Składki ZUS podczas zawieszenia działalności. Część przedsiębiorców nie będzie zadowolona z nowego pomysłu rządu
Przedsiębiorcy mają prawo do zawieszenia działalności – mowa zarówno o tych prowadzących jednoosobową działalność gospodarczą jak i o spółkach (pod warunkiem, że nie zatrudniają one pracowników). Na takie rozwiązanie najczęściej decydują się osoby w trudnej sytuacji finansowej, których działalność – z jakiegoś powodu – przestała być opłacalna. W przypadku JDG częstym zjawiskiem jest również zawieszanie działalności gospodarczej w tzw. martwym sezonie dla danej branży. Na przykład część osób prowadzących biznes w branży turystycznej odwiesza działalność tylko na okres wiosenno-letni.
Zawieszenie działalności gospodarczej wiąże się z brakiem konieczności opłacania zaliczek na podatek dochodowy oraz – składek ZUS. Oczywiście w przypadku wspólników spółek z.o.o i spółek akcyjnych na ogół nie ma obowiązku opłacania składek, chociaż są od tego pewne wyjątki – np. gdy mamy do czynienia z „niemal jedynym wspólnikiem„. Natomiast np. wspólnicy spółek komandytowych mają obowiązek płacenia ZUS.

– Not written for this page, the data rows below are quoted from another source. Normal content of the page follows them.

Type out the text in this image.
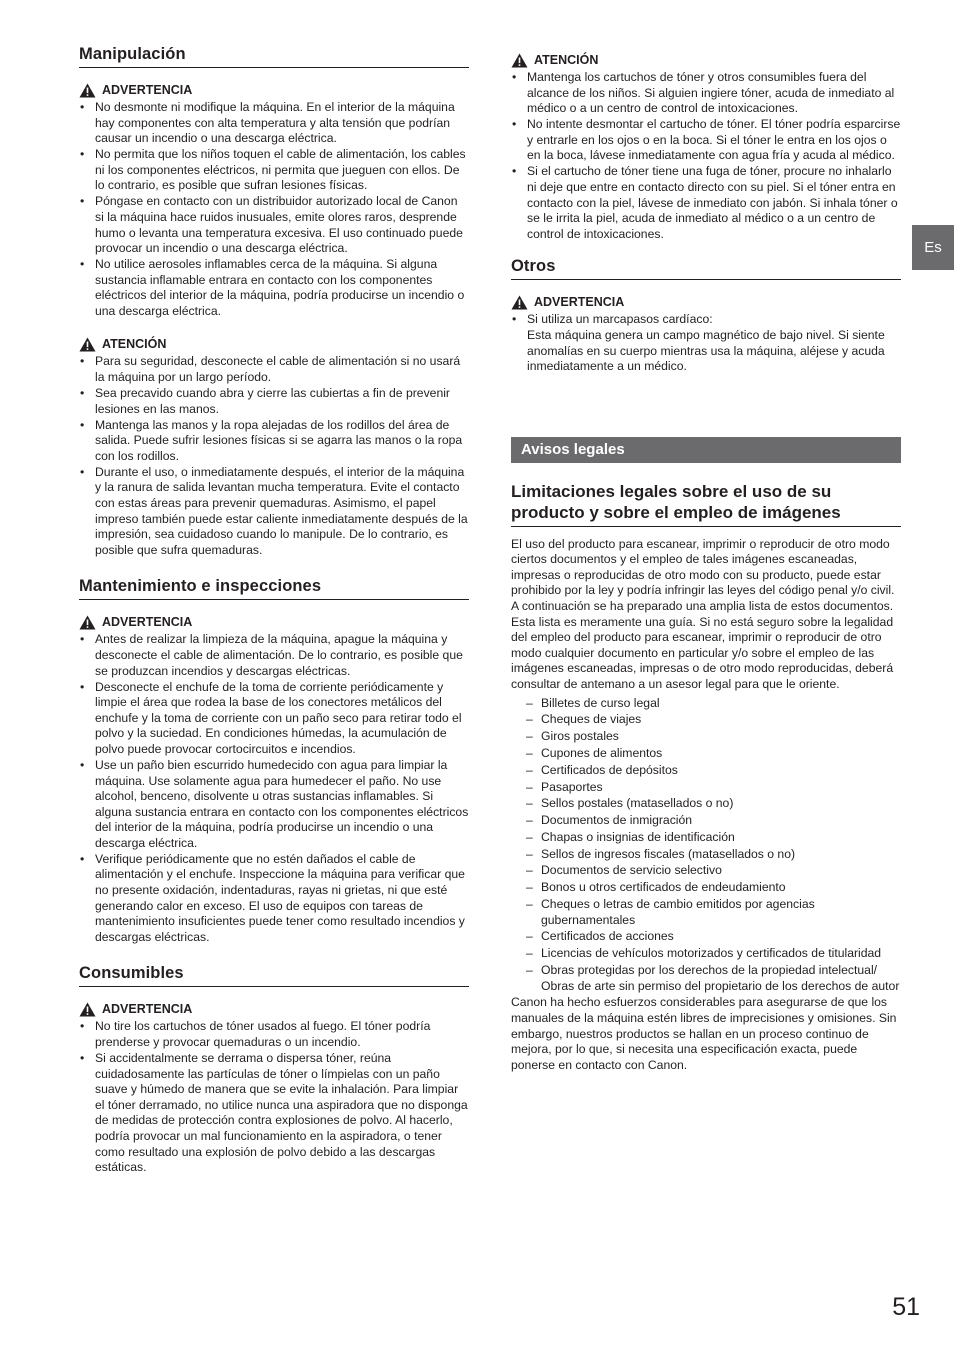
Manipulación
ADVERTENCIA
• No desmonte ni modifique la máquina. En el interior de la máquina hay componentes con alta temperatura y alta tensión que podrían causar un incendio o una descarga eléctrica.
• No permita que los niños toquen el cable de alimentación, los cables ni los componentes eléctricos, ni permita que jueguen con ellos. De lo contrario, es posible que sufran lesiones físicas.
• Póngase en contacto con un distribuidor autorizado local de Canon si la máquina hace ruidos inusuales, emite olores raros, desprende humo o levanta una temperatura excesiva. El uso continuado puede provocar un incendio o una descarga eléctrica.
• No utilice aerosoles inflamables cerca de la máquina. Si alguna sustancia inflamable entrara en contacto con los componentes eléctricos del interior de la máquina, podría producirse un incendio o una descarga eléctrica.
ATENCIÓN
• Para su seguridad, desconecte el cable de alimentación si no usará la máquina por un largo período.
• Sea precavido cuando abra y cierre las cubiertas a fin de prevenir lesiones en las manos.
• Mantenga las manos y la ropa alejadas de los rodillos del área de salida. Puede sufrir lesiones físicas si se agarra las manos o la ropa con los rodillos.
• Durante el uso, o inmediatamente después, el interior de la máquina y la ranura de salida levantan mucha temperatura. Evite el contacto con estas áreas para prevenir quemaduras. Asimismo, el papel impreso también puede estar caliente inmediatamente después de la impresión, sea cuidadoso cuando lo manipule. De lo contrario, es posible que sufra quemaduras.
Mantenimiento e inspecciones
ADVERTENCIA
• Antes de realizar la limpieza de la máquina, apague la máquina y desconecte el cable de alimentación. De lo contrario, es posible que se produzcan incendios y descargas eléctricas.
• Desconecte el enchufe de la toma de corriente periódicamente y limpie el área que rodea la base de los conectores metálicos del enchufe y la toma de corriente con un paño seco para retirar todo el polvo y la suciedad. En condiciones húmedas, la acumulación de polvo puede provocar cortocircuitos e incendios.
• Use un paño bien escurrido humedecido con agua para limpiar la máquina. Use solamente agua para humedecer el paño. No use alcohol, benceno, disolvente u otras sustancias inflamables. Si alguna sustancia entrara en contacto con los componentes eléctricos del interior de la máquina, podría producirse un incendio o una descarga eléctrica.
• Verifique periódicamente que no estén dañados el cable de alimentación y el enchufe. Inspeccione la máquina para verificar que no presente oxidación, indentaduras, rayas ni grietas, ni que esté generando calor en exceso. El uso de equipos con tareas de mantenimiento insuficientes puede tener como resultado incendios y descargas eléctricas.
Consumibles
ADVERTENCIA
• No tire los cartuchos de tóner usados al fuego. El tóner podría prenderse y provocar quemaduras o un incendio.
• Si accidentalmente se derrama o dispersa tóner, reúna cuidadosamente las partículas de tóner o límpielas con un paño suave y húmedo de manera que se evite la inhalación. Para limpiar el tóner derramado, no utilice nunca una aspiradora que no disponga de medidas de protección contra explosiones de polvo. Al hacerlo, podría provocar un mal funcionamiento en la aspiradora, o tener como resultado una explosión de polvo debido a las descargas estáticas.
ATENCIÓN
• Mantenga los cartuchos de tóner y otros consumibles fuera del alcance de los niños. Si alguien ingiere tóner, acuda de inmediato al médico o a un centro de control de intoxicaciones.
• No intente desmontar el cartucho de tóner. El tóner podría esparcirse y entrarle en los ojos o en la boca. Si el tóner le entra en los ojos o en la boca, lávese inmediatamente con agua fría y acuda al médico.
• Si el cartucho de tóner tiene una fuga de tóner, procure no inhalarlo ni deje que entre en contacto directo con su piel. Si el tóner entra en contacto con la piel, lávese de inmediato con jabón. Si inhala tóner o se le irrita la piel, acuda de inmediato al médico o a un centro de control de intoxicaciones.
Otros
ADVERTENCIA
• Si utiliza un marcapasos cardíaco:
Esta máquina genera un campo magnético de bajo nivel. Si siente anomalías en su cuerpo mientras usa la máquina, aléjese y acuda inmediatamente a un médico.
Avisos legales
Limitaciones legales sobre el uso de su producto y sobre el empleo de imágenes

El uso del producto para escanear, imprimir o reproducir de otro modo ciertos documentos y el empleo de tales imágenes escaneadas, impresas o reproducidas de otro modo con su producto, puede estar prohibido por la ley y podría infringir las leyes del código penal y/o civil. A continuación se ha preparado una amplia lista de estos documentos. Esta lista es meramente una guía. Si no está seguro sobre la legalidad del empleo del producto para escanear, imprimir o reproducir de otro modo cualquier documento en particular y/o sobre el empleo de las imágenes escaneadas, impresas o de otro modo reproducidas, deberá consultar de antemano a un asesor legal para que le oriente.

– Billetes de curso legal
– Cheques de viajes
– Giros postales
– Cupones de alimentos
– Certificados de depósitos
– Pasaportes
– Sellos postales (matasellados o no)
– Documentos de inmigración
– Chapas o insignias de identificación
– Sellos de ingresos fiscales (matasellados o no)
– Documentos de servicio selectivo
– Bonos u otros certificados de endeudamiento
– Cheques o letras de cambio emitidos por agencias gubernamentales
– Certificados de acciones
– Licencias de vehículos motorizados y certificados de titularidad
– Obras protegidas por los derechos de la propiedad intelectual/ Obras de arte sin permiso del propietario de los derechos de autor

Canon ha hecho esfuerzos considerables para asegurarse de que los manuales de la máquina estén libres de imprecisiones y omisiones. Sin embargo, nuestros productos se hallan en un proceso continuo de mejora, por lo que, si necesita una especificación exacta, puede ponerse en contacto con Canon.

Es
51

Jak się jednak okazuje, rząd chce, by część przedsiębiorców – a konkretnie wspólnicy określonych spółek (jawnych, partnerskich, komandytowych, z.o.o) – płacili obowiązkowo składki ZUS podczas zawieszenia działalności. Zgodnie z projektem ustawy o zmianie ustawy o systemie ubezpieczeń społecznych oraz niektórych innych ustaw z dnia 22 stycznia 2021 roku wspólnicy spółek mieliby obowiązek płacenia składek niezależnie od tego, czy faktycznie będą prowadzić działalność spółki, czy też nie. Jednocześnie samo zawieszenie będzie nadal możliwe – jednak w takiej sytuacji przedsiębiorcy będą mogli liczyć jedynie na brak obowiązku odprowadzania zaliczki na podatek dochodowy.
Najgorszy możliwy moment
Nikt nie ma chyba wątpliwości, że na projekt takich zmian rządzący wybrali chyba najgorszy możliwy moment – czyli pandemię koronawirusa. Wielu przedsiębiorców (także tych prowadzących spółki) znajduje się teraz w ciężkiej sytuacji finansowej. Część z nich zdecydowała się z tego względu na zawieszenie działalności – właśnie po to, by nie ponosić części kosztów stałych. Zmiana przepisów wymuszałaby na nich ponoszenie dodatkowych kosztów przy jednoczesnym braku prowadzenia działalności w danym momencie.
Niebezpieczny precedens
Warto też zwrócić uwagę na fakt, że jeśli nowe przepisy faktycznie weszłyby w życie, to byłby to niebezpieczny precedens. W przyszłości rządzący mogliby bowiem uznać, że wprowadzą analogiczne przepisy dla jednoosobowych działalności gospodarczych – co poskutkuje tym, że składki ZUS podczas zawieszenia działalności gospodarczej byłyby płacone przez wszystkich przedsiębiorców.